Blankenship's impact on election unclear, expert says

By Chris Dickerson | Oct 27, 2006



CHARLESTON – A top state political scientist says he has no idea what impact Don Blankenship's efforts will have on the House of Delegates races in next week's General Election.

Still, Dr. Robert Rupp from West Virginia Wesleyan University says Blankenship's efforts with his And For The Sake Of The Kids political action committee are unique.

"It certainly is novel," Rupp said of Blankenship's tactics. "It hasn't happened before, here or anywhere. It has potential to have a strong impact. He's focusing money on delegate races that usually are local and don't have that much money involved and typically aren't that sophisticated."

Blankenship, the Massey Energy CEO who in 2004 worked to unseat former state Supreme Court Justice Warren McGraw in 2004, has promised to do whatever it takes to oust incumbent Demoratic delegates in about two dozen districts across the state.

From July to September, Blankenship spent nearly $300,000 on those races, accounting for nearly half of the $620,000 raised by the candidates during those three months, according to the Charleston Daily Mail. The political group also has spent money on signs, billboards and ads on issues, promoting those candidates and spotlighting the voting records of the targeted incumbents.

"He's bringing in money, funds and survey techniques, plus he's building up an infrastructure and a database of voters," Rupp said. "He's using party tools that typically are used on a state level or a national level.

"They're going straight to the voter. It's outside the party."

While he doesn't know what impact Blankenship's efforts will have on the makeup of the Legislature, Rupp thinks Blankenship might be onto something.

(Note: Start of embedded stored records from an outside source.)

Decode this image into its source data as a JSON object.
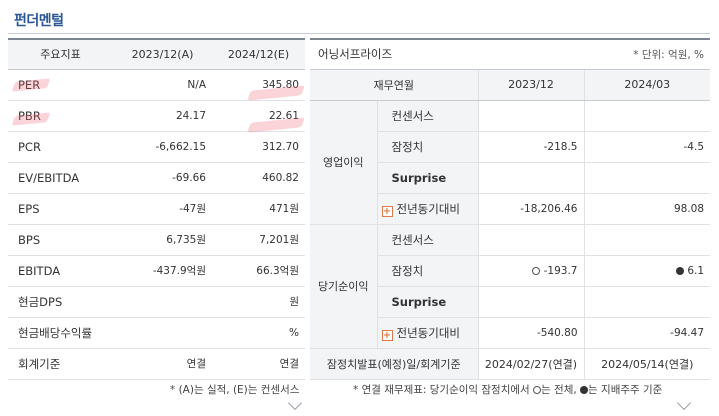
{
  "title": "펀더멘털",
  "left": {
    "headers": [
      "주요지표",
      "2023/12(A)",
      "2024/12(E)"
    ],
    "rows": [
      {
        "name": "PER",
        "a": "N/A",
        "e": "345.80"
      },
      {
        "name": "PBR",
        "a": "24.17",
        "e": "22.61"
      },
      {
        "name": "PCR",
        "a": "-6,662.15",
        "e": "312.70"
      },
      {
        "name": "EV/EBITDA",
        "a": "-69.66",
        "e": "460.82"
      },
      {
        "name": "EPS",
        "a": "-47원",
        "e": "471원"
      },
      {
        "name": "BPS",
        "a": "6,735원",
        "e": "7,201원"
      },
      {
        "name": "EBITDA",
        "a": "-437.9억원",
        "e": "66.3억원"
      },
      {
        "name": "현금DPS",
        "a": "",
        "e": "원"
      },
      {
        "name": "현금배당수익률",
        "a": "",
        "e": "%"
      },
      {
        "name": "회계기준",
        "a": "연결",
        "e": "연결"
      }
    ],
    "note": "* (A)는 실적, (E)는 컨센서스"
  },
  "right": {
    "title": "어닝서프라이즈",
    "unit": "* 단위: 억원, %",
    "headers": [
      "재무연월",
      "2023/12",
      "2024/03"
    ],
    "groups": [
      {
        "label": "영업이익",
        "rows": [
          {
            "label": "컨센서스",
            "v1": "",
            "v2": ""
          },
          {
            "label": "잠정치",
            "v1": "-218.5",
            "v2": "-4.5"
          },
          {
            "label": "Surprise",
            "v1": "",
            "v2": ""
          },
          {
            "label": "전년동기대비",
            "v1": "-18,206.46",
            "v2": "98.08"
          }
        ]
      },
      {
        "label": "당기순이익",
        "rows": [
          {
            "label": "컨센서스",
            "v1": "",
            "v2": ""
          },
          {
            "label": "잠정치",
            "v1": "-193.7",
            "v2": "6.1"
          },
          {
            "label": "Surprise",
            "v1": "",
            "v2": ""
          },
          {
            "label": "전년동기대비",
            "v1": "-540.80",
            "v2": "-94.47"
          }
        ]
      }
    ],
    "footer": {
      "label": "잠정치발표(예정)일/회계기준",
      "v1": "2024/02/27(연결)",
      "v2": "2024/05/14(연결)"
    },
    "note_prefix": "* 연결 재무제표: 당기순이익 잠정치에서",
    "note_open": "는 전체,",
    "note_fill": "는 지배주주 기준"
  },
  "colors": {
    "title": "#2b5797",
    "header_bg": "#f3f4f6",
    "accent_plus": "#e07a4a"
  }
}
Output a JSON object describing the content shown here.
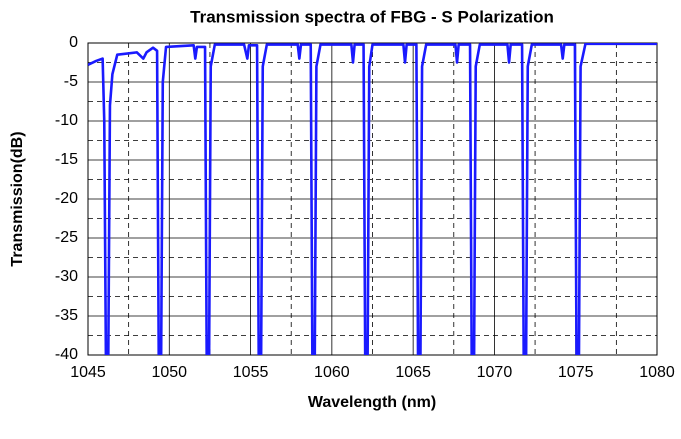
{
  "chart_data": {
    "type": "line",
    "title": "Transmission spectra of FBG - S Polarization",
    "xlabel": "Wavelength (nm)",
    "ylabel": "Transmission(dB)",
    "x": [
      1045.0,
      1045.5,
      1045.9,
      1046.0,
      1046.1,
      1046.25,
      1046.35,
      1046.5,
      1046.8,
      1048.0,
      1048.4,
      1048.6,
      1049.0,
      1049.25,
      1049.35,
      1049.5,
      1049.6,
      1049.8,
      1051.5,
      1051.6,
      1051.7,
      1052.2,
      1052.3,
      1052.45,
      1052.55,
      1052.8,
      1054.6,
      1054.8,
      1054.9,
      1055.4,
      1055.5,
      1055.65,
      1055.75,
      1056.0,
      1057.9,
      1058.0,
      1058.1,
      1058.7,
      1058.8,
      1058.95,
      1059.05,
      1059.3,
      1061.2,
      1061.3,
      1061.4,
      1061.95,
      1062.05,
      1062.2,
      1062.3,
      1062.5,
      1064.4,
      1064.5,
      1064.6,
      1065.2,
      1065.3,
      1065.45,
      1065.55,
      1065.8,
      1067.6,
      1067.7,
      1067.8,
      1068.5,
      1068.6,
      1068.75,
      1068.85,
      1069.1,
      1070.8,
      1070.9,
      1071.0,
      1071.7,
      1071.8,
      1071.95,
      1072.05,
      1072.3,
      1074.1,
      1074.2,
      1074.3,
      1074.95,
      1075.05,
      1075.2,
      1075.3,
      1075.6,
      1080.0
    ],
    "series": [
      {
        "name": "S Polarization",
        "color": "#1a1aff",
        "values": [
          -2.8,
          -2.3,
          -2.0,
          -10,
          -40,
          -40,
          -8,
          -4.0,
          -1.5,
          -1.2,
          -2.0,
          -1.2,
          -0.6,
          -1.0,
          -40,
          -40,
          -5,
          -0.5,
          -0.3,
          -2.0,
          -0.5,
          -0.5,
          -40,
          -40,
          -3,
          -0.2,
          -0.2,
          -2.0,
          -0.3,
          -0.3,
          -40,
          -40,
          -3,
          -0.2,
          -0.2,
          -2.0,
          -0.2,
          -0.2,
          -40,
          -40,
          -3,
          -0.2,
          -0.2,
          -2.5,
          -0.2,
          -0.2,
          -40,
          -40,
          -3,
          -0.2,
          -0.2,
          -2.5,
          -0.2,
          -0.2,
          -40,
          -40,
          -3,
          -0.2,
          -0.2,
          -2.5,
          -0.2,
          -0.2,
          -40,
          -40,
          -3,
          -0.2,
          -0.2,
          -2.5,
          -0.2,
          -0.2,
          -40,
          -40,
          -3,
          -0.2,
          -0.2,
          -2.0,
          -0.2,
          -0.2,
          -40,
          -40,
          -3,
          -0.1,
          -0.1
        ]
      }
    ],
    "xlim": [
      1045,
      1080
    ],
    "xticks": [
      1045,
      1050,
      1055,
      1060,
      1065,
      1070,
      1075,
      1080
    ],
    "ylim": [
      -40,
      0
    ],
    "yticks": [
      0,
      -5,
      -10,
      -15,
      -20,
      -25,
      -30,
      -35,
      -40
    ],
    "minor_xticks": [
      1047.5,
      1052.5,
      1057.5,
      1062.5,
      1067.5,
      1072.5,
      1077.5
    ],
    "minor_yticks": [
      -2.5,
      -7.5,
      -12.5,
      -17.5,
      -22.5,
      -27.5,
      -32.5,
      -37.5
    ],
    "grid": true
  }
}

"Whatever it is, I think it could be a longer trend," he said. "With a decline of party as a mechanism and institution, you have to have other things to take its place. And that's what this is doing, to some extent. Twenty years ago, we wouldn't have seen it."

Something like this hasn't happened before in other states. Rupp said that might be because West Virginia has what you could call "The Perfect Storm."

"The Republican Party isn't that strong, and Don Blankenship is very determined," he said. "It's all coming down to mobilization. He has this database of sympathetic voters. He's going to try to get those people out to help his favorite candidates. He's pouring millions into these delegate races that haven't seen that kind of money before.

"Will it have results? That's the question. Regardless, his actions are novel and innovative."